Alâeddîn Arabî Efendi Manisa’da iken, bir gün yaylaya çıkmıştı. Birisi ziyâretine geldi ve karşısında oturdu. Alâeddîn Efendi ondan rahatsız olup;
“Senden pis bir koku geliyor. Sebebini iyi düşün.” dedi. O da kalkıp, her yanını yokladı. Bir şey bulamayıp tekrar otururken, koynundan bir risâle (küçük kitapçık) düştü. Alâeddîn Efendi;
“O nedir?” diye sordu. Risâleyi alıp baktığında, içinde İslâm dînine aykırı sözler bulunduğunu gördü. Bunun üzerine;
“O pis kokular, bu sözlerin olduğu kitaptanmış.” buyurdu. O kişiden karşı çıkmak gibi bir hâl sezince;
“Eğer bunu yok etmezsen, zarara uğrayacağını haber veriyorum.” dedi. O sırada uzaktan yangın çıktığı görüldü. O kişi oraya bakınca;
“Eyvâh! Bu ateş benim evimde.” diyerek acele ve üzüntü ile evine koştu ve o risâleyi evini yakan ateş içine fırlatıp attı.
Aklî ve naklî ilimlerde üstün, tefsîr, hadîs ve fıkıhta mütehassıs olan Alâeddîn Arabî hazretleri hakkında talebeleri şu bilgiyi vermektedir.
“Uzun boylu, gür sakallı, heybet ve vakar sâhibi idi. Kışın soğuğundan etkilenmezdi. Kalbinin “Allah” dediğini duyardık. Öyle ki bâzan bu yürekten çıkan ses onu ders vermekten alıkordu. Ancak susunca derse kaldıkları yerden devâm ederdi. Her gece yüz rekat namaz kılar, hafif bir uyku aldıktan sonra teheccüd namazına kalkardı. Ardından sabaha kadar kitap mütâlaa ederdi.”
Alâeddîn Arabî hazretleri, Fâtih Sultan Mehmed’in son senelerinde günlük 80 akçe ile Sahn-ı Semân Medresesine müderris tâyin edildi. 1495 yılında Sultan İkinci Bâyezîd Han kendisini şeyhülislâmlık makâmına getirdi. Bir yıl kadar bu görevde kaldıktan sonra Nisan 1496’da vefât etti. Eyüp’te İdris Köşkü yolu üzerinde defnedildi.

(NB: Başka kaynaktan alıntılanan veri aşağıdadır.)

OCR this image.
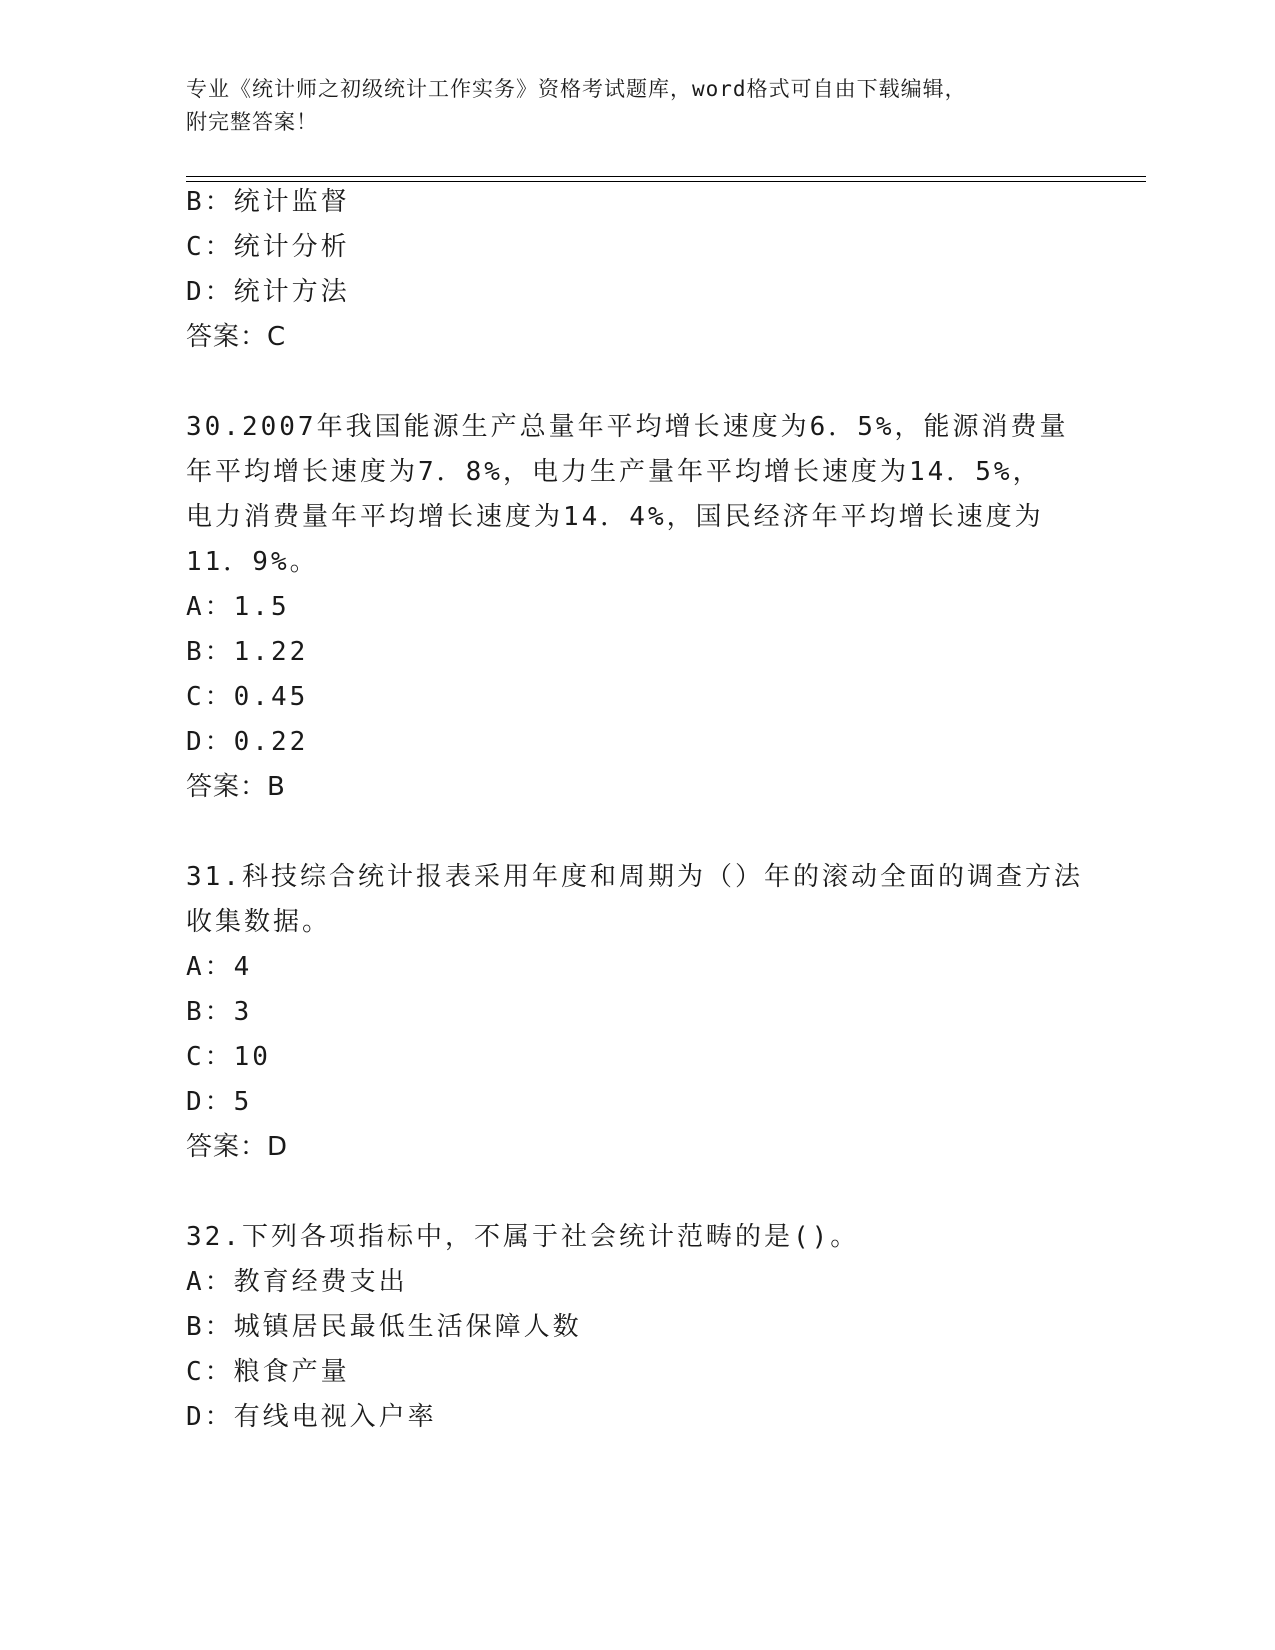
专业《统计师之初级统计工作实务》资格考试题库，word格式可自由下载编辑，
附完整答案！
B：统计监督
C：统计分析
D：统计方法
答案：C
30.2007年我国能源生产总量年平均增长速度为6．5%，能源消费量
年平均增长速度为7．8%，电力生产量年平均增长速度为14．5%，
电力消费量年平均增长速度为14．4%，国民经济年平均增长速度为
11．9%。
A：1.5
B：1.22
C：0.45
D：0.22
答案：B
31.科技综合统计报表采用年度和周期为（）年的滚动全面的调查方法
收集数据。
A：4
B：3
C：10
D：5
答案：D
32.下列各项指标中，不属于社会统计范畴的是()。
A：教育经费支出
B：城镇居民最低生活保障人数
C：粮食产量
D：有线电视入户率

Alâeddîn hazretlerinin çok çocuğu oldu. Vefâtında, çocuklarının ancak on beşi hayatta idi.
Oğullarından birisi nakletti ki:
“Alâeddîn hazretlerinin bir torunu hastalanıp yatağa düşmüştü. Bu sırada şeyh hazretleri çilehânede dünyâ nîmetlerinden kesilmiş bir hâlde yalnız Rabbini düşünüyor, O’nu tefekkür ediyordu. Hastanın babası çilehâne kapısını çalıp, çocuğun ölüme yaklaştığını haber verdi ve hastanın yanına gelmesi için pekçok yalvardı. Nihâyet, hücreden çıkarıp ölüm döşeğindeki hastanın yanına getirdi. Alâeddîn Efendi, ateşin tesiriyle rengi tamamen değişen hastanın yastığı dibinde bir süre oturup murâkabeye vardı. Sonra da şifâ âyetlerini okudu ve duâ etti. Duâsı kabûl oldu ve hasta o anda ayağa kalktı. Alâeddîn Efendi çocuğun eline yapışıp, evden dışarı çıkardı. Çocuk hiç hastalanmamış gibi yürüdü ve dedesinin ölümünden sonra uzun sene yaşadı.”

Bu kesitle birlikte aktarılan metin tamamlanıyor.